E poi la caduta finale: “Per usare una espressione colorita, direi che anche ‘sto Varoufakis ce lo siamo tolto…”. Ma è forse parlando della vittoria dell’outsider Jeremy Corbyn alle ‘primarie’ del Labour Party, in Gran Bretagna, che il premier italiano ha usato parole forti: “I laburisti inglesi sono rimasti gli unici a godere nel perdere, dopo il ritiro degli Washington Generals” ha detto con tono quasi irridente, citando la squadra di basket che per anni ha fatto da sparring partner agli Harlem Globetrotters negli Usa, vincendo una sola volta: “Non si tratta di essere blairiani e anti-blairiani, ma si tratta di capire se si vuole andare all’elezioni come alle Olimpiadi, per partecipare o per vincere”, tanto che per la vittoria di Corbyn “credo che il più contento di tutti sia Cameron”.
LE REAZIONI
Le reazioni? Eccole: l’ex ministro dell’Economia, personaggio diretto e fumantino, ha replicato direttamente a Renzi, con toni molto duri. “Signor primo ministro, lei non si è liberato di me, partecipando al vile golpe contro Alexis Tsipras e la democrazia greca lo scorso luglio, si è sbarazzato della sua integrità di democratico europeo, e forse della sua anima. Fortunatamente, non è una cosa irreversibile, ma deve fare seriamente ammenda.

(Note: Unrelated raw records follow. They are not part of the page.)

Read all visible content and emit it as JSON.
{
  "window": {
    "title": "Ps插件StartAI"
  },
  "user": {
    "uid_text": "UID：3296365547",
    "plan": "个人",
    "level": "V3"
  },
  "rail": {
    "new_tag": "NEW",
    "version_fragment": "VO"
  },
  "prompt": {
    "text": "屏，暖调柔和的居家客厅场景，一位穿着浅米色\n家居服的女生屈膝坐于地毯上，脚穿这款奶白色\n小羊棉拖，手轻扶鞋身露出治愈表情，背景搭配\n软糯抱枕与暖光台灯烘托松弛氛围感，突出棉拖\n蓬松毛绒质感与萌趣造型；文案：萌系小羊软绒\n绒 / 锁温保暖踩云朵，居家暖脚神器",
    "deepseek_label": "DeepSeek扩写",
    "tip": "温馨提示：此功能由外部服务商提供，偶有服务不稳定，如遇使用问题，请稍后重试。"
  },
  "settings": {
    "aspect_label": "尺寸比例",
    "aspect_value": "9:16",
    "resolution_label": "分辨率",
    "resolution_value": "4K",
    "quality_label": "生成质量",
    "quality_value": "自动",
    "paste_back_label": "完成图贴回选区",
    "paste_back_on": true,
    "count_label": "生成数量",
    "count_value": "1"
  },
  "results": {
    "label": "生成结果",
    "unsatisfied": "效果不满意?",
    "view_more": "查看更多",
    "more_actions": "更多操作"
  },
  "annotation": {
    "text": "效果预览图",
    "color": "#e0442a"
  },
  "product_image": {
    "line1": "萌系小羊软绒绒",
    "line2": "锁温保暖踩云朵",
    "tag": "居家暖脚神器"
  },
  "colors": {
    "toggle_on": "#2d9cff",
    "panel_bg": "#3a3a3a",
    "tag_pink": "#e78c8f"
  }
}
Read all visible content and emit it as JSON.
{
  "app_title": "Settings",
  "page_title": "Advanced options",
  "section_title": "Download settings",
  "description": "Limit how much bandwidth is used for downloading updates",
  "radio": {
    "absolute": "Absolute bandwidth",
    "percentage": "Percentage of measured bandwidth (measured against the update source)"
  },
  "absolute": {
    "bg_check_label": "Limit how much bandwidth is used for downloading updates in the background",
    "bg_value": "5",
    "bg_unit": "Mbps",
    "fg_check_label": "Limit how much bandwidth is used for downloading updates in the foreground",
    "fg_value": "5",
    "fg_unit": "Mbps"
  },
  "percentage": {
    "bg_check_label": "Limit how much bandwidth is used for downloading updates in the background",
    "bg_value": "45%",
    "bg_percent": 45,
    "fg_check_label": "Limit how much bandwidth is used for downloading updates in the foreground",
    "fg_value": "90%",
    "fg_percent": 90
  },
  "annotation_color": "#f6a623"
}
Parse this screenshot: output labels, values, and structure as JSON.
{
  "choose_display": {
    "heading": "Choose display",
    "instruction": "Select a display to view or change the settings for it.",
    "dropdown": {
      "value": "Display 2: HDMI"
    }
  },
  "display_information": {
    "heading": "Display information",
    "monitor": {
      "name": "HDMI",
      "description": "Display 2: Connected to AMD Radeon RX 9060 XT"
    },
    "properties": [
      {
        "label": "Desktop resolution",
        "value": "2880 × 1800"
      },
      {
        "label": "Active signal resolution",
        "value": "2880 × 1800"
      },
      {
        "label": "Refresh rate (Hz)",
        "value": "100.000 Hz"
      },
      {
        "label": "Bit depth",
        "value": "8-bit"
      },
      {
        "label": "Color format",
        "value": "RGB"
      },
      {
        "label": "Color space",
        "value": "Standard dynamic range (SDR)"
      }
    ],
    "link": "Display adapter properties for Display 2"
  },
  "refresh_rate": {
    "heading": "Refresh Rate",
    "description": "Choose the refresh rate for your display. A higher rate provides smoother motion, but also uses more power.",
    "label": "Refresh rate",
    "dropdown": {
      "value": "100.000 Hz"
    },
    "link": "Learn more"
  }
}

Non vedo l’ora che lei ritorni tra le fila dei democratici europei”.
Il nuovo leader Labour, più schivo e riservato, invece non ha commentato direttamente, ma a Londra le parole di Renzi non sono passate inosservate: il Financial Times ha osservato come si tratti di “commenti inusuali poiché i capi di governo sono di solito attenti ad attaccare leader di opposizione con i quali potrebbero in teoria dover trattare“. Tanto più che Pd e Labour dovrebbero essere due partiti ‘gemelli’ e che entrambi fanno parte del Pse in Europa. Eppure? Eppure, fa notare invece il Guardian, “la vittoria di Corbyn è arrivata in un momento importante per il premier italiano, che sta cercando di far passare alcune riforme costituzionali controverse a cui si oppone la componente sinistra del Pd”.
IL VERO DESTINATARIO
Eccolo, il punto: Renzi probabilmente parla a nuora perché suocera intenda. Prima attaccava Syriza perché la vecchia Syriza era ‘a sinistra del centrosinistra’, era il nuovo che cresceva dietro alle macerie del Pasok, era quello che in Italia sono le opposizioni di Sel e del Movimento 5 Stelle: ora che il Pasok di fatto non c’è più e che la sinistra di Syriza si è staccata, Tsipras è l’uomo con cui dialogare e Varoufakis l’eversore da combattere. In un sistema profondamente bipolarista come quello britannico invece il problema è interno al Labour, è Corbyn che rischia di portare i progressisti troppo a sinistra, per esempio come vorrebbero quelli della minoranza interna al Pd. E non è un caso che questi affondi non siano arrivati da un Renzi in veste di premier, ma in quella di segretario del Pd, nel corso di una riunione della direzione: il messaggio era rivolto alla sua minoranza, che tanto di traverso si sta mettendo sulle riforme costituzionali. E’ a Pierluigi Bersani, Roberto Speranza, Doris Lo Moro, Miguel Gotor, Corradino Mineo e compagni che parla quando dice che “chi minaccia scissioni poi perde”. E sempre a loro si rivolge quando parla di chi “gode nel perdere”.